Once again, the United Progressive Alliance (UPA) is approaching a session of Parliament with an ambitious legislative agenda. Some of these Bills have been in queue for a long time now. This time, more so than before, it is once again likely to return empty-handed.
This is not just because it has failed to do some political heavy lifting to create the right environment in the run-up to the winter session, but also ignoring or failing to see that the country is facing a mini-election—key states, including Uttar Pradesh (UP), Punjab, Gujarat and Delhi, are readying for assembly elections early next year. An announcement to the effect is imminent from the Election Commission of India.
It would be naïve to expect even the so-called outside supporters such as the Samajwadi Party and Bahujan Samaj Party—electoral opponents of the Congress, particularly in UP— extending even basic courtesies in the session. They’ll most certainly use the highly visible forum of Parliament to posture on a range of issues, and discredit the government in general and the Congress in particular.

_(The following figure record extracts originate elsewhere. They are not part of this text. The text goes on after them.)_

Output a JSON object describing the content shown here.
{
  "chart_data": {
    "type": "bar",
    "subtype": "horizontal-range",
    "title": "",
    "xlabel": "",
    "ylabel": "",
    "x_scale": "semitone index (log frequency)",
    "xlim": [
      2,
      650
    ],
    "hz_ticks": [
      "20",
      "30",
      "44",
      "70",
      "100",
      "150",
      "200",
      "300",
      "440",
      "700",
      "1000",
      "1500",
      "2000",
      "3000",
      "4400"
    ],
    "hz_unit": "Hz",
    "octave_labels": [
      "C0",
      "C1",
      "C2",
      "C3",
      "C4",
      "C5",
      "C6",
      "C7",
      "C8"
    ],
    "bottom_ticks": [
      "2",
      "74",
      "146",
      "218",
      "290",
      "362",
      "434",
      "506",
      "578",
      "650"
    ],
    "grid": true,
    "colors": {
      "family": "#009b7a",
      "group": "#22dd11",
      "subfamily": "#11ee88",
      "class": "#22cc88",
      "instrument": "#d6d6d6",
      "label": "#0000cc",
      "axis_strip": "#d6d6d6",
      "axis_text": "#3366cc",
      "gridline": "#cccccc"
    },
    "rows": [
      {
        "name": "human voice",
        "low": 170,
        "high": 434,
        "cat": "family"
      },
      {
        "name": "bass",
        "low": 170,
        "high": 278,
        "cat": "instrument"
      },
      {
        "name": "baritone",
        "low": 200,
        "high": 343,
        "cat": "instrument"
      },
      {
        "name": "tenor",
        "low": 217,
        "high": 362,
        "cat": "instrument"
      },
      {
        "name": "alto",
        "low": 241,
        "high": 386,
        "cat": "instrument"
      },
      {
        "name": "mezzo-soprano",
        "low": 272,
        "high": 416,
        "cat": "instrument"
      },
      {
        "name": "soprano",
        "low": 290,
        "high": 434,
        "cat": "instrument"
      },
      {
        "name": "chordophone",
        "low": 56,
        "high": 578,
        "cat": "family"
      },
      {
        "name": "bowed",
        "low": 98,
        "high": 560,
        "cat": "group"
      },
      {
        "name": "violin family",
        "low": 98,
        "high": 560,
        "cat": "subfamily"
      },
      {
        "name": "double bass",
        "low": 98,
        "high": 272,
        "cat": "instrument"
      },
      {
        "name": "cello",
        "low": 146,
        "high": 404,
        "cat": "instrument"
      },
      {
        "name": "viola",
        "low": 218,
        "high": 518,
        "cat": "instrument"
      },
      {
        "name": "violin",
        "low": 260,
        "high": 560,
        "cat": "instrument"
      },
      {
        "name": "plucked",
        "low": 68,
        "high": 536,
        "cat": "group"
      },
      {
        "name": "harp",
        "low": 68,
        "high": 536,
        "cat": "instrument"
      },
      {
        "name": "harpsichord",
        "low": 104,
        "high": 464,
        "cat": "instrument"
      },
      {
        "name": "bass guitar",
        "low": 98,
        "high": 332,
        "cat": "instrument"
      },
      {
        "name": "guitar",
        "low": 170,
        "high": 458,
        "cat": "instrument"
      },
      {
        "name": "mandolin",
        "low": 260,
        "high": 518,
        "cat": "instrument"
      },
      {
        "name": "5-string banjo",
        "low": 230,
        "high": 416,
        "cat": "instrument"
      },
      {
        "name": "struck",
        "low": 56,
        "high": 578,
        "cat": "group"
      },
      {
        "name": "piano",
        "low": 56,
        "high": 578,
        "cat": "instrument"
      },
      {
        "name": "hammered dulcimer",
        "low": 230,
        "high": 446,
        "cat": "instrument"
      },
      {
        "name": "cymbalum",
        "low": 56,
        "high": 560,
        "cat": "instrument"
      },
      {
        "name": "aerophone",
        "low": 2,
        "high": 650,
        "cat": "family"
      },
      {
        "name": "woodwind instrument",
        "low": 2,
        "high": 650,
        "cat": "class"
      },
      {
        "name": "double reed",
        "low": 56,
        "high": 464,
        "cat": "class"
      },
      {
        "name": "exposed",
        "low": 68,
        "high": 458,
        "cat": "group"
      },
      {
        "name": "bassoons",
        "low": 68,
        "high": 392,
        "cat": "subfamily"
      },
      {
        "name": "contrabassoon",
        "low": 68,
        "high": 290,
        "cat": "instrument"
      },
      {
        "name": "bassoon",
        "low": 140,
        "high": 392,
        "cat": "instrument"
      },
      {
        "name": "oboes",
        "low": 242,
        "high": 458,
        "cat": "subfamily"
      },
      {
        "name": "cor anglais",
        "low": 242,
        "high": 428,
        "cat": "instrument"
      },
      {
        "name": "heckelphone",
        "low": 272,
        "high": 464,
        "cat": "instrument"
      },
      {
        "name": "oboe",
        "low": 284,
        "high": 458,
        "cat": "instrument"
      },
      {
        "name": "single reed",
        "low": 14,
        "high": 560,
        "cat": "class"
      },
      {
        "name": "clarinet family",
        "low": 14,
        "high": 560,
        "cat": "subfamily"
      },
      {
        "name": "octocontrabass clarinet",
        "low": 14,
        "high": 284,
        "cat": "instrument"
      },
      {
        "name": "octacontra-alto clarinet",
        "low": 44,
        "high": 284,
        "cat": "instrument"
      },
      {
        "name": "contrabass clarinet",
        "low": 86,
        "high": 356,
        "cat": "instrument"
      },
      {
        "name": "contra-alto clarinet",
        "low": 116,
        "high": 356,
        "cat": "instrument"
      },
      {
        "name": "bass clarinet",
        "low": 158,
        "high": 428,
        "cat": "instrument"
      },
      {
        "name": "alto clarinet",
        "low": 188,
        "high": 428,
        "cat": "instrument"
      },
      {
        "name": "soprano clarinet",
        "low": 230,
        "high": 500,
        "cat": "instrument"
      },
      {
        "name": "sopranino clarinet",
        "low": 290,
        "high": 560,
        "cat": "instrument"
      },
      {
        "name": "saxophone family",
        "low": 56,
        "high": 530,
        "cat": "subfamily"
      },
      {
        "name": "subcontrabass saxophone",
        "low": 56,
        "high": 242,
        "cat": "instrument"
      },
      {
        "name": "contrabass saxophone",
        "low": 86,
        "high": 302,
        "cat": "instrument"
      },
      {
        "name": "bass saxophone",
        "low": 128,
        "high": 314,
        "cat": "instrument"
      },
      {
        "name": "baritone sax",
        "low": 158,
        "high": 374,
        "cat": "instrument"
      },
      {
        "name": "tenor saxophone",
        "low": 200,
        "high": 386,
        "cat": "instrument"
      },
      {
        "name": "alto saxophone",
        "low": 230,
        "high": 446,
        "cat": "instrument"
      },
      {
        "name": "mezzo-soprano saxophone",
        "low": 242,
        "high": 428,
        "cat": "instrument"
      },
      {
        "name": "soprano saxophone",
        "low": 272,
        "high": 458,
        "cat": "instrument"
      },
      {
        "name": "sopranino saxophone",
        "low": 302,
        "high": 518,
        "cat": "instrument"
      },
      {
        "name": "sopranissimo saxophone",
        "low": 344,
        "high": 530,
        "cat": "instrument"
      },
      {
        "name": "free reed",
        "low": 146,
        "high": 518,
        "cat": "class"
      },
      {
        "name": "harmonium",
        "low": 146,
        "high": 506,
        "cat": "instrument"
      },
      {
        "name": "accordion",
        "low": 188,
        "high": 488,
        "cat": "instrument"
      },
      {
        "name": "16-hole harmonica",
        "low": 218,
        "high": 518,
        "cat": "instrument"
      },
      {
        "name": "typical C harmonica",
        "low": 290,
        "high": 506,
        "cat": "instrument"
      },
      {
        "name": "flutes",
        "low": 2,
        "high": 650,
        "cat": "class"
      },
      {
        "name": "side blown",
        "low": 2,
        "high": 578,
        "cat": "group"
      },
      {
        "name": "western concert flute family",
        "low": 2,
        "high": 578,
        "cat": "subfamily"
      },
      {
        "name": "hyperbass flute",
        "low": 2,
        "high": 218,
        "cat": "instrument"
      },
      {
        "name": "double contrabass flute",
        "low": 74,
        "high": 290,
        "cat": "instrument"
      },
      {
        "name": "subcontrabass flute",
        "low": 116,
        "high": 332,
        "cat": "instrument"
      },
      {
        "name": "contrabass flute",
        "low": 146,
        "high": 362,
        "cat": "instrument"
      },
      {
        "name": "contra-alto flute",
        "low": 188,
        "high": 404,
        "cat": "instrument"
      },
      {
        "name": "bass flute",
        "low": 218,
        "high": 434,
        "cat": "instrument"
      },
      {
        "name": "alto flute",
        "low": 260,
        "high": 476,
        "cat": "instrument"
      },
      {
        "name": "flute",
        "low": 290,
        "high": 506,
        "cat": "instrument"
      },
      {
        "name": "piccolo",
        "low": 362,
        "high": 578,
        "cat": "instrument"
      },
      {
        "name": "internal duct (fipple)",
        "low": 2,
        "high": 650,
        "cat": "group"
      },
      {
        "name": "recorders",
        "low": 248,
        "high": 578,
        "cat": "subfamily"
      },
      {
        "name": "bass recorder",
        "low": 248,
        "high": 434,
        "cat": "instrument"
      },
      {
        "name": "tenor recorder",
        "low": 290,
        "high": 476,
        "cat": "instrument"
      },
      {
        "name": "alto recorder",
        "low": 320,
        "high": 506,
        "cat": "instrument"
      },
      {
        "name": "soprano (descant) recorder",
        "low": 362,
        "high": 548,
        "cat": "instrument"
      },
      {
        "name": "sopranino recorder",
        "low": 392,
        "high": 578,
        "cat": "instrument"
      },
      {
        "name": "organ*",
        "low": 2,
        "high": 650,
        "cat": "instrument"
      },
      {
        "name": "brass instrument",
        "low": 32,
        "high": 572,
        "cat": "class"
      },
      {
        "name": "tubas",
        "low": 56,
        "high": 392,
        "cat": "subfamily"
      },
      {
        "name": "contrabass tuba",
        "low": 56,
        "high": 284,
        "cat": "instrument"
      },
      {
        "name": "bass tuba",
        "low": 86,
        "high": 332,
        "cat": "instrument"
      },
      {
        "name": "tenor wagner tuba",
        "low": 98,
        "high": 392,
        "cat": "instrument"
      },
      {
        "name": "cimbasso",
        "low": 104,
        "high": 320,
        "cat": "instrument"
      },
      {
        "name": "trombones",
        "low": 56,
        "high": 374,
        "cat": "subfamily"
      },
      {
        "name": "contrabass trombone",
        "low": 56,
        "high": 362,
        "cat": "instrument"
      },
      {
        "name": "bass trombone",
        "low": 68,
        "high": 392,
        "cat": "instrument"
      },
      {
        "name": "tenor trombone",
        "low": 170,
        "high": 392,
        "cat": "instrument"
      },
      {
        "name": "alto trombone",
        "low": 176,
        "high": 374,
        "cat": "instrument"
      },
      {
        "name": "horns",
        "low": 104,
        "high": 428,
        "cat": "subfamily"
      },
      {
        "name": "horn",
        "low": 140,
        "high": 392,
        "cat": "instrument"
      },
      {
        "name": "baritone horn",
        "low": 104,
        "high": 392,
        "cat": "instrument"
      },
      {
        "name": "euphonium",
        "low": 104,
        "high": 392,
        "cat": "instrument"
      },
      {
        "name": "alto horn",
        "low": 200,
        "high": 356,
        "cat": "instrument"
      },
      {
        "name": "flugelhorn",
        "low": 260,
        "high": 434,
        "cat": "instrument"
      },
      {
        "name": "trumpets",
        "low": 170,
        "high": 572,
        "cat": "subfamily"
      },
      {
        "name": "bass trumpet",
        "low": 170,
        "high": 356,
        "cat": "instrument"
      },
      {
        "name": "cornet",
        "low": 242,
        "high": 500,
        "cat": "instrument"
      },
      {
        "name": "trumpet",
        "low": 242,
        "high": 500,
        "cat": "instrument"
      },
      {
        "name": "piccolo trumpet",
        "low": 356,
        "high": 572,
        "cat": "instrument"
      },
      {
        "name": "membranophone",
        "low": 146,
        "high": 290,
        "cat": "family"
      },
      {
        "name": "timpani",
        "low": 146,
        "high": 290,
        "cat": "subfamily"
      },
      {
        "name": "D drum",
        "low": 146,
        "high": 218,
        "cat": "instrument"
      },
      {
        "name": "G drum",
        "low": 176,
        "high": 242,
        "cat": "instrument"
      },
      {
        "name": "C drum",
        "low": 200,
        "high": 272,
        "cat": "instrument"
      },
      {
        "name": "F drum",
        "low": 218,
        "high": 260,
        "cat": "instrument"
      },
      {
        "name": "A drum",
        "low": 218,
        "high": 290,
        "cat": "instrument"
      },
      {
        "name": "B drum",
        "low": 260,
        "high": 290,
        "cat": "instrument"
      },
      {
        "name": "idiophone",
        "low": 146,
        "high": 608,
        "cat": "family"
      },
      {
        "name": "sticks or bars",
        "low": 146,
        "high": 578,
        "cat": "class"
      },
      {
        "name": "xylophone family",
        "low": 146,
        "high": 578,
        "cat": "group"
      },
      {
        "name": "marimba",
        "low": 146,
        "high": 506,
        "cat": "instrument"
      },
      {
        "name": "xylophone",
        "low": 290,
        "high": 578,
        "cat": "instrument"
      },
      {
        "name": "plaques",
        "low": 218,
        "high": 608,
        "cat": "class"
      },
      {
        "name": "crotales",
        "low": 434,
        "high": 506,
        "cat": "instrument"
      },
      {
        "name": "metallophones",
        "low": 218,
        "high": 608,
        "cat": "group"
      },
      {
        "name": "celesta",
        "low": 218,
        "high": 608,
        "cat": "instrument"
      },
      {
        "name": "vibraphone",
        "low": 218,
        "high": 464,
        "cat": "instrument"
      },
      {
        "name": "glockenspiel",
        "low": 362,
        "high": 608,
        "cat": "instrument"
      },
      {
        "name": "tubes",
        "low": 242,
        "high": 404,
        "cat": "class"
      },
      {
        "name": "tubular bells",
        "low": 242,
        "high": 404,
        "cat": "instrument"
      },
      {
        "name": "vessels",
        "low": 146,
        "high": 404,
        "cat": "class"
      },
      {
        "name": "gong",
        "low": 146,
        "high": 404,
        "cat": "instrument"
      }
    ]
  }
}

This session is likely to put the spotlight on corruption and price rise once again—headline inflation as measured by the Wholesale Price Index is hovering just below double digits. Both are hot-button issues with the electorate. The opposition— the Bharatiya Janata Party and the Left parties—has already served a warning. The UPA on its part is unlikely to favour any detailed discussions on either of these issues. Differing priorities suggest another stalemate.
The last few sessions of Parliament suggest a strained relationship between the UPA and the opposition. If nothing, it has only worsened, with both sides, at times, even engaging in personalized attacks on each other. In the last session, both houses lost about one-third of their scheduled time due to disruptions. In the budget session that preceded it, the situation was marginally better.
So almost every sign points to a session that is unlikely to be productive, especially in generating parliamentary approval on legislation. This is tragic, because the country is desperately seeking a fresh start to generate the desired momentum. All the more as global economic conditions rapidly deteriorate. Long pending pro-reform legislation would have served as an ideal platform.